Удовлетворение вряд ли будут испытывать и грядущие поколения, ибо даже когда человеческий ум обитал в им самим же придуманном универсуме, то и тогда не чувствовал себя легко и привольно. И если исходить из оценки состояния нынешней науки, человеческий ум только и делал, что приспосабливался к новым веяниям, прибегая к бесконечному ряду бесконечно утонченных приспособлений, навязанных ему бесконечным движением в бесконечном хаосе движения, то вовлекаясь в неведомое и невообразимое, то пытаясь выкарабкаться и вновь вернуться в пределы собственных чувств, пока наконец в 1900 году на него не обрушилась новая лавина неведомых сил, для управления которыми требовался новый мыслительный механизм. А если эта картина верна, то ни бегство, ни борьба не приведут человеческий ум к успеху; ему должно либо смешаться со своим сверхчувственным мультиверсумом, либо полностью ему покориться.
32. VIS NOVA (1903–1904)
В середине лета в Париже остается только трудящаяся беднота, которой разъезжать не по карману. Но Адамс не знал другого места, откуда лучше просматривался бы ход истории, к тому же на Елисейских полях царила такая глубокая тишина, что, когда графа Витте, повысив в чине, отстранили от должности, никто даже шепотом не назвал это повышение пощечиной, и именно молчание, окружавшее повторную оккупацию Маньчжурии наместником Алексеевым,[805]

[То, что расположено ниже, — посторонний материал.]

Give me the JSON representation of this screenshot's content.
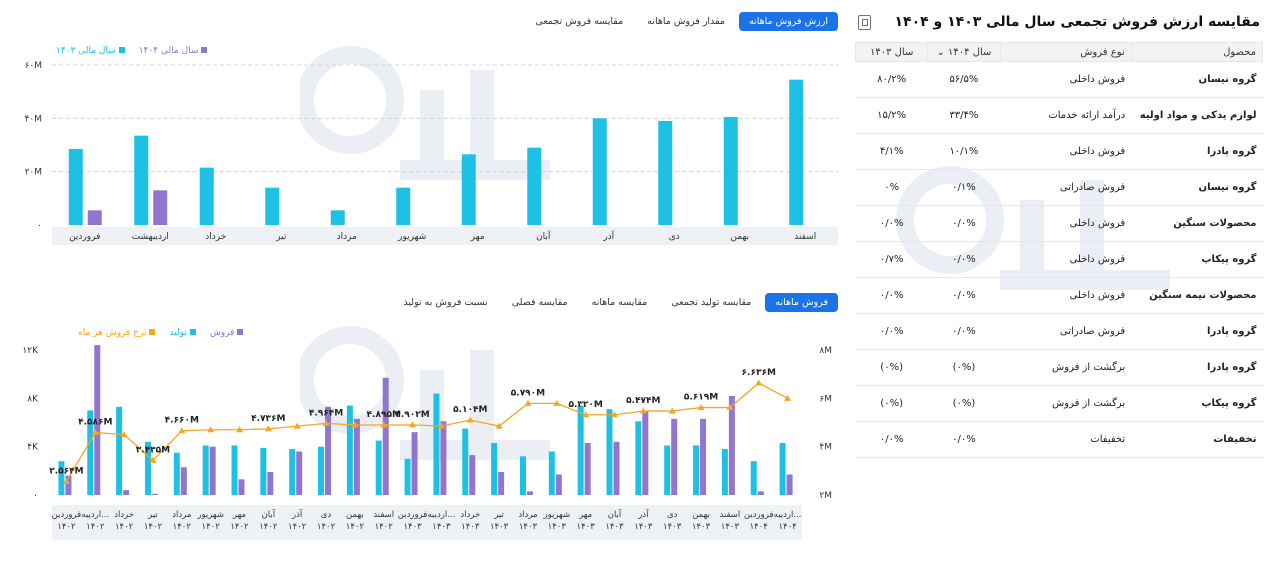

должно было подсказать, что Россия ввела туда свои войска исключительно для выполнения договорных обязательств. Но иной раз заговор молчания равносилен преступлению. Никогда еще обществу Запада не предлагалось решить столь важную и животрепещущую задачу, но общество предпочло закрыть на нее глаза. Маньчжурия жила ожиданием войны; Япония закончила свои приготовления; Алексеев сконцентрировал армию и флот в Порт-Артуре, приведя пушки в боевую готовность и сделав огромные запасы в преддверии ожидаемого нападения; от Иокагамы до Иркутска весь Восток практически уже был на военном положении; в Европе же ничего не знали. Банки не выказывали и тени тревоги, в прессе на этот счет не говорилось ни слова, и даже в посольствах упорно молчали. Правда, анархисты в Европе вдруг оживились и стали сбиваться в группы, но в отеле «Рид» царила тишина, и заполонившие его великие князья в один голос уверяли, что, по сведениям, полученным прямо из Зимнего дворца, войны не будет.